One thing that’s always struck me as strange about modern NNs is they tend to be two-dimensional and one-directional, right?
Whereas our brains are three-dimensional and have neural feedback loops. It seems clear to me that those feedback loops are an essential part of “thought”.
Any idea why more architectures don’t have neural loops built into them? Is it because they would cost too much to train? Lack of control?
Good point, and yes, feedback is critical in CNS networks at several levels.
But much of neural network analyses started with neural retina (retina is a fun word that is derived from reticulum = net). And the retina is mainly a feed-forward system or was perceived as such in the 1950s through 1970s.
Even the cortex was and still is crudely modeled using mainly feed-forward connections.
But the more you know about CNS structure and function, the more you see and appreciate feedback. Horizontal cells in retina provide a strong feedback integration/bias signal back to rod photoreceptors. Reciprocal dendro-dendritic synapses are key in many systems.

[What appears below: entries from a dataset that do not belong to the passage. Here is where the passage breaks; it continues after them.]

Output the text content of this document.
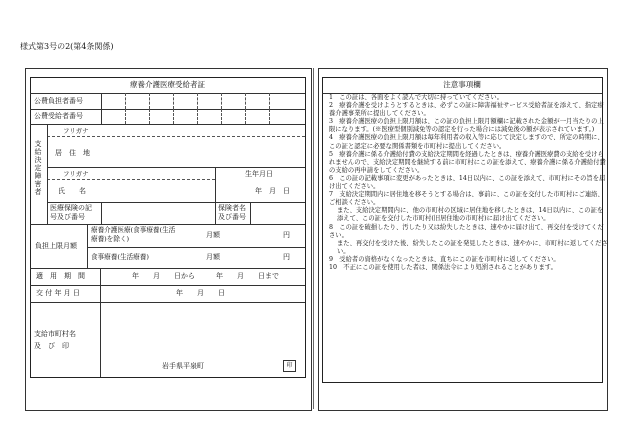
様式第3号の2(第4条関係)
療養介護医療受給者証
公費負担者番号
公費受給者番号
支給決定障害者
フリガナ
居　住　地
フリガナ	生年月日
氏　　名	年　月　日
医療保険の記号及び番号
保険者名及び番号
負担上限月額
療養介護医療(食事療養(生活療養)を除く)	月額	円
食事療養(生活療養)	月額	円
適　用　期　間	年　　月　　日から　　　年　　月　　日まで
交 付 年 月 日	年　　月　　日
支給市町村名
及　び　印
岩手県平泉町	印
注意事項欄

1　この証は、各面をよく読んで大切に持っていてください。

2　療養介護を受けようとするときは、必ずこの証に障害福祉サービス受給者証を添えて、指定療養介護事業所に提出してください。

3　療養介護医療の負担上限月額は、この証の負担上限月額欄に記載された金額が一月当たりの上限になります。(※医療型個別減免等の認定を行った場合には減免後の額が表示されています。)

4　療養介護医療の負担上限月額は毎年利用者の収入等に応じて決定しますので、所定の時期に、この証と認定に必要な関係書類を市町村に提出してください。

5　療養介護に係る介護給付費の支給決定期間を経過したときは、療養介護医療費の支給を受けられませんので、支給決定期間を継続する前に市町村にこの証を添えて、療養介護に係る介護給付費の支給の再申請をしてください。

6　この証の記載事項に変更があったときは、14日以内に、この証を添えて、市町村にその旨を届け出てください。

7　支給決定期間内に居住地を移そうとする場合は、事前に、この証を交付した市町村にご連絡、ご相談ください。

また、支給決定期間内に、他の市町村の区域に居住地を移したときは、14日以内に、この証を添えて、この証を交付した市町村(旧居住地の市町村)に届け出てください。

8　この証を破損したり、汚したり又は紛失したときは、速やかに届け出て、再交付を受けてください。

また、再交付を受けた後、紛失したこの証を発見したときは、速やかに、市町村に返してください。

9　受給者の資格がなくなったときは、直ちにこの証を市町村に返してください。

10　不正にこの証を使用した者は、関係法令により処罰されることがあります。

Presynaptic terminals also respond to the same and transmitters that they release and the ion fluxes that they induce.
At the level of connectomes the recursion is deep and hierarchical—see the lovely work by David van Essen and colleagues on the laughably complex connections among the dozens of cortical regions that respond to visual input from thalamus and midbrain (by the way—true, this is even in mouse).

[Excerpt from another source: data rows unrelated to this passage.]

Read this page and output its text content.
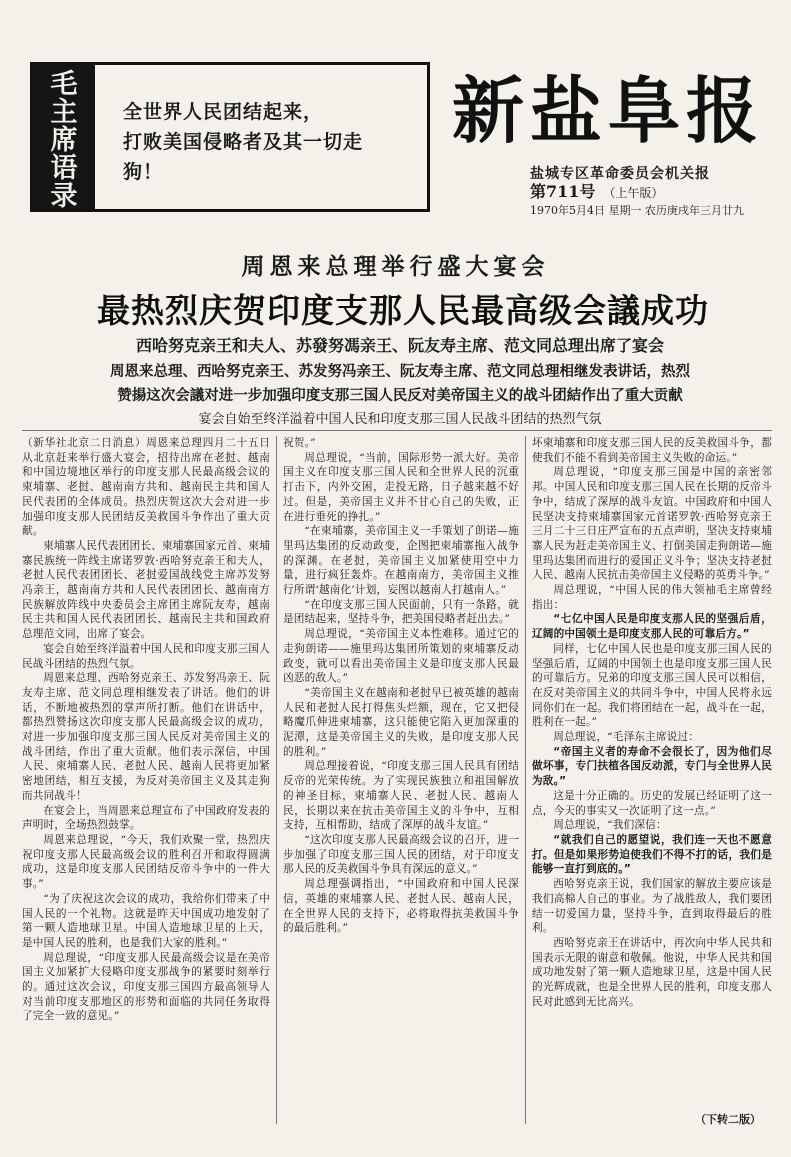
毛
主
席
语
录
全世界人民团结起来，
打败美国侵略者及其一切走
狗！
新盐阜报
盐城专区革命委员会机关报
第711号 （上午版）
1970年5月4日 星期一 农历庚戌年三月廿九
周恩来总理举行盛大宴会
最热烈庆贺印度支那人民最高级会議成功
西哈努克亲王和夫人、苏發努馮亲王、阮友寿主席、范文同总理出席了宴会
周恩来总理、西哈努克亲王、苏发努冯亲王、阮友寿主席、范文同总理相继发表讲话，热烈
赞揚这次会議对进一步加强印度支那三国人民反对美帝国主义的战斗团結作出了重大贡献
宴会自始至终洋溢着中国人民和印度支那三国人民战斗团结的热烈气氛

（新华社北京二日消息）周恩来总理四月二十五日从北京赶来举行盛大宴会，招待出席在老挝、越南和中国边境地区举行的印度支那人民最高级会议的柬埔寨、老挝、越南南方共和、越南民主共和国人民代表团的全体成员。热烈庆贺这次大会对进一步加强印度支那人民团结反美救国斗争作出了重大贡献。

柬埔寨人民代表团团长、柬埔寨国家元首、柬埔寨民族统一阵线主席诺罗敦·西哈努克亲王和夫人，老挝人民代表团团长、老挝爱国战线党主席苏发努冯亲王，越南南方共和人民代表团团长、越南南方民族解放阵线中央委员会主席团主席阮友寿，越南民主共和国人民代表团团长、越南民主共和国政府总理范文同，出席了宴会。

宴会自始至终洋溢着中国人民和印度支那三国人民战斗团结的热烈气氛。

周恩来总理、西哈努克亲王、苏发努冯亲王、阮友寿主席、范文同总理相继发表了讲话。他们的讲话，不断地被热烈的掌声所打断。他们在讲话中，都热烈赞扬这次印度支那人民最高级会议的成功，对进一步加强印度支那三国人民反对美帝国主义的战斗团结，作出了重大贡献。他们表示深信，中国人民、柬埔寨人民、老挝人民、越南人民将更加紧密地团结，相互支援，为反对美帝国主义及其走狗而共同战斗！

在宴会上，当周恩来总理宣布了中国政府发表的声明时，全场热烈鼓掌。

周恩来总理说，“今天，我们欢聚一堂，热烈庆祝印度支那人民最高级会议的胜利召开和取得圆满成功，这是印度支那人民团结反帝斗争中的一件大事。”

“为了庆祝这次会议的成功，我给你们带来了中国人民的一个礼物。这就是昨天中国成功地发射了第一颗人造地球卫星。中国人造地球卫星的上天，是中国人民的胜利，也是我们大家的胜利。”

周总理说，“印度支那人民最高级会议是在美帝国主义加紧扩大侵略印度支那战争的紧要时刻举行的。通过这次会议，印度支那三国四方最高领导人对当前印度支那地区的形势和面临的共同任务取得了完全一致的意见。”

祝贺。”

周总理说，“当前，国际形势一派大好。美帝国主义在印度支那三国人民和全世界人民的沉重打击下，内外交困，走投无路，日子越来越不好过。但是，美帝国主义并不甘心自己的失败，正在进行垂死的挣扎。”

“在柬埔寨，美帝国主义一手策划了朗诺—施里玛达集团的反动政变，企图把柬埔寨拖入战争的深渊。在老挝，美帝国主义加紧使用空中力量，进行疯狂轰炸。在越南南方，美帝国主义推行所谓‘越南化’计划，妄图以越南人打越南人。”

“在印度支那三国人民面前，只有一条路，就是团结起来，坚持斗争，把美国侵略者赶出去。”

周总理说，“美帝国主义本性难移。通过它的走狗朗诺——施里玛达集团所策划的柬埔寨反动政变，就可以看出美帝国主义是印度支那人民最凶恶的敌人。”

“美帝国主义在越南和老挝早已被英雄的越南人民和老挝人民打得焦头烂额，现在，它又把侵略魔爪伸进柬埔寨，这只能使它陷入更加深重的泥潭，这是美帝国主义的失败，是印度支那人民的胜利。”

周总理接着说，“印度支那三国人民具有团结反帝的光荣传统。为了实现民族独立和祖国解放的神圣目标，柬埔寨人民、老挝人民、越南人民，长期以来在抗击美帝国主义的斗争中，互相支持，互相帮助，结成了深厚的战斗友谊。”

“这次印度支那人民最高级会议的召开，进一步加强了印度支那三国人民的团结，对于印度支那人民的反美救国斗争具有深远的意义。”

周总理强调指出，“中国政府和中国人民深信，英雄的柬埔寨人民、老挝人民、越南人民，在全世界人民的支持下，必将取得抗美救国斗争的最后胜利。”

坏柬埔寨和印度支那三国人民的反美救国斗争，都使我们不能不看到美帝国主义失败的命运。”

周总理说，“印度支那三国是中国的亲密邻邦。中国人民和印度支那三国人民在长期的反帝斗争中，结成了深厚的战斗友谊。中国政府和中国人民坚决支持柬埔寨国家元首诺罗敦·西哈努克亲王三月二十三日庄严宣布的五点声明，坚决支持柬埔寨人民为赶走美帝国主义、打倒美国走狗朗诺—施里玛达集团而进行的爱国正义斗争；坚决支持老挝人民、越南人民抗击美帝国主义侵略的英勇斗争。”

周总理说，“中国人民的伟大领袖毛主席曾经指出：

“七亿中国人民是印度支那人民的坚强后盾，辽阔的中国领土是印度支那人民的可靠后方。”

同样，七亿中国人民也是印度支那三国人民的坚强后盾，辽阔的中国领土也是印度支那三国人民的可靠后方。兄弟的印度支那三国人民可以相信，在反对美帝国主义的共同斗争中，中国人民将永远同你们在一起。我们将团结在一起，战斗在一起，胜利在一起。”

周总理说，“毛泽东主席说过：

“帝国主义者的寿命不会很长了，因为他们尽做坏事，专门扶植各国反动派，专门与全世界人民为敌。”

这是十分正确的。历史的发展已经证明了这一点，今天的事实又一次证明了这一点。”

周总理说，“我们深信：

“就我们自己的愿望说，我们连一天也不愿意打。但是如果形势迫使我们不得不打的话，我们是能够一直打到底的。”

西哈努克亲王说，我们国家的解放主要应该是我们高棉人自己的事业。为了战胜敌人，我们要团结一切爱国力量，坚持斗争，直到取得最后的胜利。

西哈努克亲王在讲话中，再次向中华人民共和国表示无限的谢意和敬佩。他说，中华人民共和国成功地发射了第一颗人造地球卫星，这是中国人民的光辉成就，也是全世界人民的胜利，印度支那人民对此感到无比高兴。

（下转二版）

The ultimate feedback is of course generated by our own behavior——whether a blink, a saccade, or our own movements.
Plunk an LLM in a Roomba but add with more input modes and more recursive self-prompting. That is a non-threatening start at what could also become SkyNet.
Our brains are highly concurrent/distributed systems where each neuron exists & acts independently of any specific task you give the network. Inputs (both from external sources/senses as well as other neurons) might come in at different times, and neurons continuously compute their excitation levels (and then, with a bit of delay, might or might not go on to excite their neighbors). Put differently, there is no such thing as an inference "run", where you provide an input to the NN, follow its topology and do all your matrix computations, and then get an output. It's a highly cyclic machine that continuously reads inputs and continuously produces outputs. Heck, it seems that parts of the brain are active even when there's very little input and no visible output (like when you're dreaming). The feedback loops you mentioned certainly play a huge role here – excitations can take on a life of their own.
> Is it because they would cost too much to train?
I think it's both: Even a single run of, say, ChatGPT is already quite expensive in terms of compute and now you want to keep the network "alive" at all times – that would surely cost orders of magnitudes more. But on top of that, by introducing a time axis and continuously feeding inputs to the network and reading its outputs, you also lost that clear input—output relationship that training data exhibits these days. While it's certainly possible to introduce a time dimension to training data, too, that seems like a whole different ballgame to me.
I was just thinking lately that brains rewire themselves all the time. That's how they learn. Neural networks, though, never do. There's a separate training stage that (from my understanding) runs the thing in reverse and modifies the weights to move the output closer to what is desired. After that, the weights are never updated.
Also, yes, information always flows through a neural network in one direction, from inputs to outputs, then leaves it. Whether the inference result was correct or wrong, it doesn't have any effect on the weights.
So I'm thinking that there is a need for some new kind of neural network architecture that can 1) update its own weights all the time, not just when training, and 2) propagate information in reverse direction from outputs to inputs, or have "backwards" connections between layers. Maybe have a set of outputs that tell the system whether and how the NN wants its own weights updated?
You automatically get exponential, recursive and hyperbolic behavior when your predictions are recycled. On paper there is very little middle ground between rote repetition and a spiritual peak experience. This is probably why consciousness emerges.
The dimensionality isn't 2 or 3 dimensional. Value systems may have such dual or triune symmetry. The dimensionality is IIRC said to be nominally 1000. I would wager the average is the same as the number of muscles in the human body.
More than that, our brains have multiple input and output devices that simultaneously interact with the brain. Proprioception, sight, hearing, touch inputs. Movement, cognition, hormone regulation as outputs. There's a biological basis for why walking stimulates thought, the same networks are involved.
It's not the same thing as training the same NxM deep neural network on multiple modalities and then sending one signal or the other into the input end.
I feel this is mostly a good display of the confusion around what the heck is even doing what at this point. You can count me in this camp. And I am terribly interested to know.
Whereas our brains are three-dimensional and have neural feedback loops. It seems clear to me that those feedback loops are an essential part of “thought”.
Any idea why more architectures don’t have neural loops built into them? Is it because they would cost too much to train? Lack of control?